Violent Communication versus non-Violent Communication

by Michael Rickwood

A battle still rages for hearts and minds in the city built on speeches. Let the US election of 2020 be a lesson to all leaders of tomorrow.

I am a frequent visitor to Washington DC. Having a key client on Pennsylvania Avenue, I have had the pleasure of getting to know the city and its people, working the day and socializing the night, breathing the atmosphere and drinking its politics. Washington DC is a city built on inspiration; it is built on speeches. There is a litany of references: Martin Luther King’s 1963 ‘I have a dream’ speech, Franklin D. Roosevelt’s inauguration (‘The only thing we have to fear is fear itself’) and Ronald Reagan’s Challenger disaster speech… the list goes on. There are hundreds.

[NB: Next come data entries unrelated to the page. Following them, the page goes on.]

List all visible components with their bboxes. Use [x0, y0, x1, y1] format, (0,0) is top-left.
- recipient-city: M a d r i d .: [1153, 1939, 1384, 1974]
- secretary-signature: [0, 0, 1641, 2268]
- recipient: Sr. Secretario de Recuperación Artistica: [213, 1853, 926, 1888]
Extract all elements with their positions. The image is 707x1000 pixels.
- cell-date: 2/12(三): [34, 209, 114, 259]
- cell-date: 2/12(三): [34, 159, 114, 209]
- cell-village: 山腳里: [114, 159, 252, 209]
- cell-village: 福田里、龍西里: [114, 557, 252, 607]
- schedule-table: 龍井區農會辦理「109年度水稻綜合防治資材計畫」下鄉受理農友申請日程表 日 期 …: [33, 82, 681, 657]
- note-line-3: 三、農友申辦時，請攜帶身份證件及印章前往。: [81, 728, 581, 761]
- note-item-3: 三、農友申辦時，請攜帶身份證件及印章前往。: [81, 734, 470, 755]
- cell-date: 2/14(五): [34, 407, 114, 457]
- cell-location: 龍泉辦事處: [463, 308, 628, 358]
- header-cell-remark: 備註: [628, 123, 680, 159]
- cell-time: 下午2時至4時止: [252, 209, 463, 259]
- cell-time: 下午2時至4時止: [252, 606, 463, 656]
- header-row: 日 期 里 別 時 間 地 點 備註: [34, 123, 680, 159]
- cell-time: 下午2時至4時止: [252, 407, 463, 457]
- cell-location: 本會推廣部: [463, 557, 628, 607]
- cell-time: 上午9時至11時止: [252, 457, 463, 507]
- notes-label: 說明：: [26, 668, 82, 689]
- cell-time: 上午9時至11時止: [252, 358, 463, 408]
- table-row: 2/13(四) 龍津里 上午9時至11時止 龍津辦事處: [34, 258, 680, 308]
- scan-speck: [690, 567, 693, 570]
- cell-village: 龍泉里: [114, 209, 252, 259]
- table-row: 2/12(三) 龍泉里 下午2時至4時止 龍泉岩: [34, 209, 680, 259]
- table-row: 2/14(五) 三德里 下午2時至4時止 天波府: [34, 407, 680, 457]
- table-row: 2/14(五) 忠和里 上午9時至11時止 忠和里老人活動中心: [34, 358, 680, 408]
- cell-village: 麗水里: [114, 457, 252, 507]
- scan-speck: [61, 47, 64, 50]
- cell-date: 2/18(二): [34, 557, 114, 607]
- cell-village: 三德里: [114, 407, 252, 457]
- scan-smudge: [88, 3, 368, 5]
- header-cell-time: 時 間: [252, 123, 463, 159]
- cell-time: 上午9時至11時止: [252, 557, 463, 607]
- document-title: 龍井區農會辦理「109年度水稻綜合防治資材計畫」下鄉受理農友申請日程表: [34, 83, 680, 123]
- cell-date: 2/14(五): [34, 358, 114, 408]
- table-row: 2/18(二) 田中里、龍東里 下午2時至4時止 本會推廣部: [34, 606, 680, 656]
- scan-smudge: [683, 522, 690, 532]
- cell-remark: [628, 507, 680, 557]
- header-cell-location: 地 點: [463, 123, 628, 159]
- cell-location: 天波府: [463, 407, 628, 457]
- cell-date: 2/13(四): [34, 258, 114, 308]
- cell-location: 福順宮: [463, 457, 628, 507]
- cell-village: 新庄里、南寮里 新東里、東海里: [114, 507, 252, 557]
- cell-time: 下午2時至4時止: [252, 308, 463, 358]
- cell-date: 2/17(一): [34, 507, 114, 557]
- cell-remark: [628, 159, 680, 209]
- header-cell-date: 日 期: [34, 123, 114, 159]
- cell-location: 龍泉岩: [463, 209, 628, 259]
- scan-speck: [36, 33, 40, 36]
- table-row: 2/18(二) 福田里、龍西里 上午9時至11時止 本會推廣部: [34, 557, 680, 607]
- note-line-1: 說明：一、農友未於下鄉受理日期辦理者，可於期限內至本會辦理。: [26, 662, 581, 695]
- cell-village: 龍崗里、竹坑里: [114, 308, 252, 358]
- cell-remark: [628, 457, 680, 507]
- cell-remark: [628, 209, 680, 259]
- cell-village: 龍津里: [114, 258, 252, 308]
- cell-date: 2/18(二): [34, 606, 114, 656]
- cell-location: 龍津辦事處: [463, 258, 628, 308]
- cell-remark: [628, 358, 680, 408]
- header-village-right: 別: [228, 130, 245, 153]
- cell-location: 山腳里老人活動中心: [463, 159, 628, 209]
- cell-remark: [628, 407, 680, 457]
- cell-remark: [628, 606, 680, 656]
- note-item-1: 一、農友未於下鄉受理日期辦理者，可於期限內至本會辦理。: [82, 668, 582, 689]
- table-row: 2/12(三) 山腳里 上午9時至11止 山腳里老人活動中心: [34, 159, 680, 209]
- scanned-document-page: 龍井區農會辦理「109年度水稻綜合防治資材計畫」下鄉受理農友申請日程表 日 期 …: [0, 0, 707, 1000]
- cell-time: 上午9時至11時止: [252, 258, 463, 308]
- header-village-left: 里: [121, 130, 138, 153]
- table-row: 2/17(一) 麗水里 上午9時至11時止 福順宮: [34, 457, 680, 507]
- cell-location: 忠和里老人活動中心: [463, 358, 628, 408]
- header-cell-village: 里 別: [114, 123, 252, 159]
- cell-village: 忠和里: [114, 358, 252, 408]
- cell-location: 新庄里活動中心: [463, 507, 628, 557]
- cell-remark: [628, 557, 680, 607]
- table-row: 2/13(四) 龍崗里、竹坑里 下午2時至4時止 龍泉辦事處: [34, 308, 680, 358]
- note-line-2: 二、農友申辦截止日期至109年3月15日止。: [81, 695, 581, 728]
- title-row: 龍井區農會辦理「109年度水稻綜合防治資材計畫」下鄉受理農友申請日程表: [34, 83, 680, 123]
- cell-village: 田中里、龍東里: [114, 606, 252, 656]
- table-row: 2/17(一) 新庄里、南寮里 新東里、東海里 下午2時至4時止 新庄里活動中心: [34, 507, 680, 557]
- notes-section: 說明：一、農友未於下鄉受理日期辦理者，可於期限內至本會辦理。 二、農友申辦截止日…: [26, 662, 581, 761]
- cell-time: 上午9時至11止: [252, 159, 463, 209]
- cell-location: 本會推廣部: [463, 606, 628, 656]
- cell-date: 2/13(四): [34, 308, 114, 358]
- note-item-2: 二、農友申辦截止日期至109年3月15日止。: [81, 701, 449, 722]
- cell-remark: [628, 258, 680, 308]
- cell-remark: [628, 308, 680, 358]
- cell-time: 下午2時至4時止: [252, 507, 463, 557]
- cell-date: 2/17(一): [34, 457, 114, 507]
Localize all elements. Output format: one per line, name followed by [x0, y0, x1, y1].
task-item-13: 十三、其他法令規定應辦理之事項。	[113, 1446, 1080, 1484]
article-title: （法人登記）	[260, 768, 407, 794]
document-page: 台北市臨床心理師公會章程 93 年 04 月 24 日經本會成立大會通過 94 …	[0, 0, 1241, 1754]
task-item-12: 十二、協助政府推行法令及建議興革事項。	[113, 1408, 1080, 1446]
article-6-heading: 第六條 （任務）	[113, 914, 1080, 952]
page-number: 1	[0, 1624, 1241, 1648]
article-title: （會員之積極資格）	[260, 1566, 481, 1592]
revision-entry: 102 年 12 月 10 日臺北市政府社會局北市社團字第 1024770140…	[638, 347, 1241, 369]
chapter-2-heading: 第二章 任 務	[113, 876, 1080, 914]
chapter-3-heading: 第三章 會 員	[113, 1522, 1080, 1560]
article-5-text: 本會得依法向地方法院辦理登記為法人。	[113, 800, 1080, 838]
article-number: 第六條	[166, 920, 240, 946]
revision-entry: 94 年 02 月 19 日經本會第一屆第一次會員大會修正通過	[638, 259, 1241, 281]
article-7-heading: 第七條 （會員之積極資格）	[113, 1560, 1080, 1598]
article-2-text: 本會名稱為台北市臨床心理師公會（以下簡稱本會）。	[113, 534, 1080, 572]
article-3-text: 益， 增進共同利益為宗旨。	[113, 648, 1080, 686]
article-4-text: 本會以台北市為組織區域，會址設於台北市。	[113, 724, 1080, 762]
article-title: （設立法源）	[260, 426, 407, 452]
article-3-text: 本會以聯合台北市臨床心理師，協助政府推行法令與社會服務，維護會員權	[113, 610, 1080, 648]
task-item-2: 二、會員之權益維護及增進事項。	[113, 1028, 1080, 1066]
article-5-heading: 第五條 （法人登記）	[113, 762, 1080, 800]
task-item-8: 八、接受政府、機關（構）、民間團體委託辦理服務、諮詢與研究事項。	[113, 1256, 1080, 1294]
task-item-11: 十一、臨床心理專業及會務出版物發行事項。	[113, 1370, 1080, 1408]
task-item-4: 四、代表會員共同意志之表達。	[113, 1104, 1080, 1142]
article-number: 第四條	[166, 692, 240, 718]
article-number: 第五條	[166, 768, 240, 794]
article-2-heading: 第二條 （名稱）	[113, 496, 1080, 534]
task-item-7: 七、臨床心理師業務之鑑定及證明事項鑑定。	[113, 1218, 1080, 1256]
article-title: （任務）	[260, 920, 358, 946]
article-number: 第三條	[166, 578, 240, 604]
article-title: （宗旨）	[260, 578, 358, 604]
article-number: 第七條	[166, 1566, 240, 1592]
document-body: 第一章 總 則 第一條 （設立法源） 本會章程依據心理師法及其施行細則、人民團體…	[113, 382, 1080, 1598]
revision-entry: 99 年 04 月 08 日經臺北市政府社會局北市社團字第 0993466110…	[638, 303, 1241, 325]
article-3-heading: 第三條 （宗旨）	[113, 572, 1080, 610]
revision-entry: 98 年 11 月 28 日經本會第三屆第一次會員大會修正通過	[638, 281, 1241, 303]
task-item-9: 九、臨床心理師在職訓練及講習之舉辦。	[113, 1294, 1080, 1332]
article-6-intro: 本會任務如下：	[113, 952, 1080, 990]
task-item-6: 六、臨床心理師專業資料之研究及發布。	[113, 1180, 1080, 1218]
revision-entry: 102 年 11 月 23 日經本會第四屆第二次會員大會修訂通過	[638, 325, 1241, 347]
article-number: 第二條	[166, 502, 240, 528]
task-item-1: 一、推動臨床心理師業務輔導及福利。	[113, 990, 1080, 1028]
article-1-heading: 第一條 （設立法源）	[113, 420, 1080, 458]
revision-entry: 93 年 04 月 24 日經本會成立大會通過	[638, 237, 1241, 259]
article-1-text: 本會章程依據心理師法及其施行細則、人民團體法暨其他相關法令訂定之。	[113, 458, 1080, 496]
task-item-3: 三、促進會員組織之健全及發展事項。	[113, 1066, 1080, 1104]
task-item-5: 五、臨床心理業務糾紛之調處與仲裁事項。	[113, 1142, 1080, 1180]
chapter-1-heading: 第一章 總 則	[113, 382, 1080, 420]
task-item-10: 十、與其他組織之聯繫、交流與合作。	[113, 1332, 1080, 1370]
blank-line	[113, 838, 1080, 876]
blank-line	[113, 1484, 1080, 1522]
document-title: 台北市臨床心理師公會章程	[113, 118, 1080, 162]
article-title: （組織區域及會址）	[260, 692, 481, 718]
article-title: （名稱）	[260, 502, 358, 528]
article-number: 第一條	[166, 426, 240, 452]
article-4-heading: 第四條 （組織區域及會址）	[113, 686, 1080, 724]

Right now, in Washington, in November 2020, a battle rages.

On November 2nd, the United States went to the polls to elect a new president, and since then much of the world has been on the edge of its seat. At the time of writing, Joe Biden appears to be on his way to the White House, but the outgoing President Trump is not accepting his loss.

I’d like to touch on two important speeches we’ve heard from these candidates: the acceptance speech given by the President Elect on Saturday November 7th, and a press conference given by the incumbent on Thursday 5th.

Firstly, let’s look at Trump’s speech. On the Thursday after election night, and after briefings from his top advisers, Donald Trump took the decision to double down on the integrity of the vote. In the words of many of the covering networks, “He had sunk to a new low.”

During the address, the President’s delivery style was firm and indignant, rebuking the result. For anyone who is ignorant of more than two centuries of elections in the US, this could perhaps be a convincing display as most people will not take a closer look at the detail. But reading through the transcript there are deeply unsettling elements. He began starkly with the accusation that his opponents were trying to steal the election, and what followed was a staggering slew of falsehoods that had some seasoned media pundits at the time of broadcast in tears. In the canon of presidential addresses, it will go down as one of the most toxic pieces of discourse ever given by an occupant of the Oval Office. A dystopian medley of projection, conspiracy and confusion, a nit-picking of grievances and alternative facts. Any audience listening to this, whether for or against this candidate, is left feeling triggered, troubled and weary. The objectives: to cast doubt, to destabilize and to discredit.

For many supporters of Joe Biden and the sober Trump voters looking for certainty, Biden’s acceptance speech provided some tonic.

Firstly, by recognizing the presence of personal friends and family, he then widened the lens to the rest of the country, and within minutes he spoke of unity, of bringing together opposing sides, of improving America’s international image and championing the people who will help him in realizing his vision. His delivery was lively and animated, looking and sounding like a man younger than his 77 years. “Let’s give each other a chance,” he told Trump’s supporters. Decency, fairness and science were words he highlighted.

This is a world away from the list of Trump’s personal grievances. It’s a fundamentally non-violent, optimistic tone, seeking to calm and heal its audience, channeling partly Obama and partly Reagan, and for those who wish to see the country united rather than divided, this is a welcome return to the America we knew before.

At a time when Covid-19 rages on with 10 million cases in the US alone, a change in tone won’t be enough, but it may help to create the conditions for Americans to work together to beat the pandemic.

What about communication in business? Violent communication in all its forms will, over time, break the spirit and burn out the listener. Poor leadership in communication, inconsistency, threats, half-truths and bluffs will destroy trust in your teams and will alienate partners. Most business leaders know this, which is why every organization works hard to groom the right senior communicators. But Trump’s style will leave its mark on the world, and the tone of violent communication will trickle down through every organization and business for years to come.

Whichever company or organization you work for, successful leadership empowers your system and its people. Let this battle of violent-non-violent communication be a lesson for all future leaders: inspire respect, not fear; foster connection, not division; and build your people up instead of burning them out.